How much will Apple’s 18-inch foldable iPad cost?
Estimated pricing is roughly $3,000, based on triple the cost of the 13-inch iPad Pro M5 at $1,299. This is speculative and subject to change, but the price point reflects the device’s engineering complexity and positioning as a premium product.
Could Apple release a smaller foldable iPad first?

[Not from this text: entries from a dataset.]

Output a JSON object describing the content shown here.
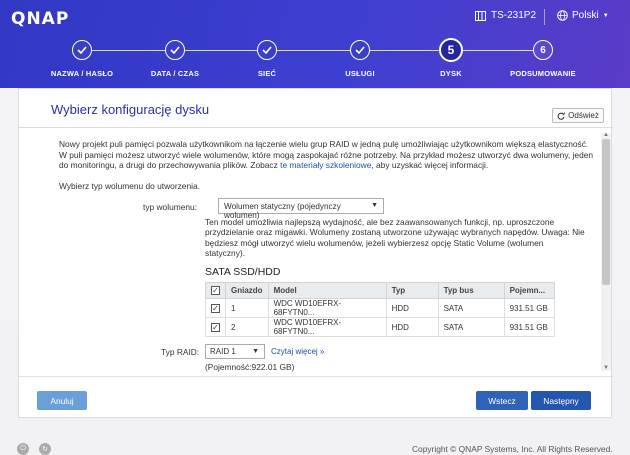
{
  "header": {
    "logo": "QNAP",
    "device_name": "TS-231P2",
    "language": "Polski"
  },
  "steps": [
    {
      "label": "NAZWA / HASŁO",
      "status": "done"
    },
    {
      "label": "DATA / CZAS",
      "status": "done"
    },
    {
      "label": "SIEĆ",
      "status": "done"
    },
    {
      "label": "USŁUGI",
      "status": "done"
    },
    {
      "label": "DYSK",
      "number": "5",
      "status": "current"
    },
    {
      "label": "PODSUMOWANIE",
      "number": "6",
      "status": "todo"
    }
  ],
  "panel": {
    "title": "Wybierz konfigurację dysku",
    "refresh_label": "Odśwież",
    "intro_text": "Nowy projekt puli pamięci pozwala użytkownikom na łączenie wielu grup RAID w jedną pulę umożliwiając użytkownikom większą elastyczność. W puli pamięci możesz utworzyć wiele wolumenów, które mogą zaspokajać różne potrzeby. Na przykład możesz utworzyć dwa wolumeny, jeden do monitoringu, a drugi do przechowywania plików. Zobacz ",
    "intro_link": "te materiały szkoleniowe",
    "intro_tail": ", aby uzyskać więcej informacji.",
    "choose_type": "Wybierz typ wolumenu do utworzenia.",
    "volume_type_label": "typ wolumenu:",
    "volume_type_value": "Wolumen statyczny (pojedynczy wolumen)",
    "volume_desc": "Ten model umożliwia najlepszą wydajność, ale bez zaawansowanych funkcji, np. uproszczone przydzielanie oraz migawki. Wolumeny zostaną utworzone używając wybranych napędów. Uwaga: Nie będziesz mógł utworzyć wielu wolumenów, jeżeli wybierzesz opcję Static Volume (wolumen statyczny).",
    "sata_title": "SATA SSD/HDD",
    "table": {
      "headers": [
        "",
        "Gniazdo",
        "Model",
        "Typ",
        "Typ bus",
        "Pojemn..."
      ],
      "rows": [
        {
          "slot": "1",
          "model": "WDC WD10EFRX-68FYTN0...",
          "type": "HDD",
          "bus": "SATA",
          "capacity": "931.51 GB"
        },
        {
          "slot": "2",
          "model": "WDC WD10EFRX-68FYTN0...",
          "type": "HDD",
          "bus": "SATA",
          "capacity": "931.51 GB"
        }
      ]
    },
    "raid_label": "Typ RAID:",
    "raid_value": "RAID 1",
    "more_link": "Czytaj więcej »",
    "capacity": "(Pojemność:922.01 GB)",
    "cancel_label": "Anuluj",
    "back_label": "Wstecz",
    "next_label": "Następny"
  },
  "footer": {
    "copyright": "Copyright © QNAP Systems, Inc. All Rights Reserved."
  }
}
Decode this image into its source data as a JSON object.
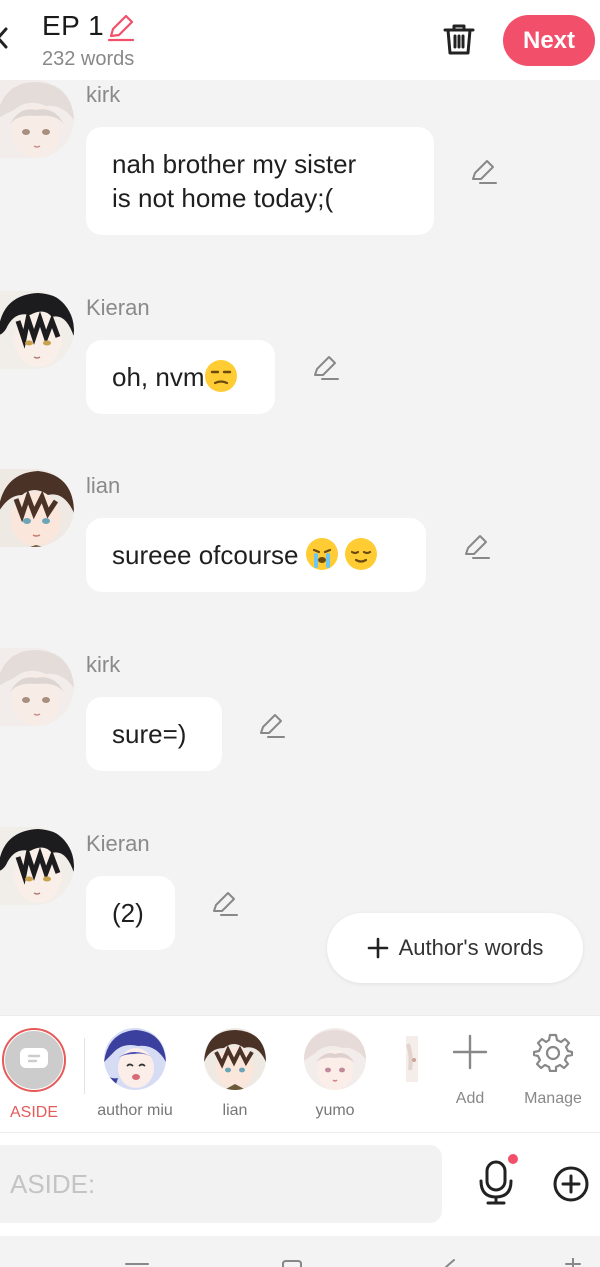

Yes. Analysts suggest a 7-8 inch foldable iPad could arrive before the 18-inch model, potentially serving as an iPad Mini replacement with better appeal to consumers. This smaller device would address actual market demand rather than chasing an engineering challenge for its own sake.
Apple’s 18-inch foldable iPad represents the company at its worst: engineering-driven rather than user-driven, ambitious without purpose, and deaf to market signals. The iPad Mini’s weak sales should have killed this project before it started. Instead, Apple is spending years and resources on a device that solves no real problem for real people. If the 18-inch foldable iPad never launches, that will not be a failure—it will be a success.
This article was written with AI assistance and editorially reviewed.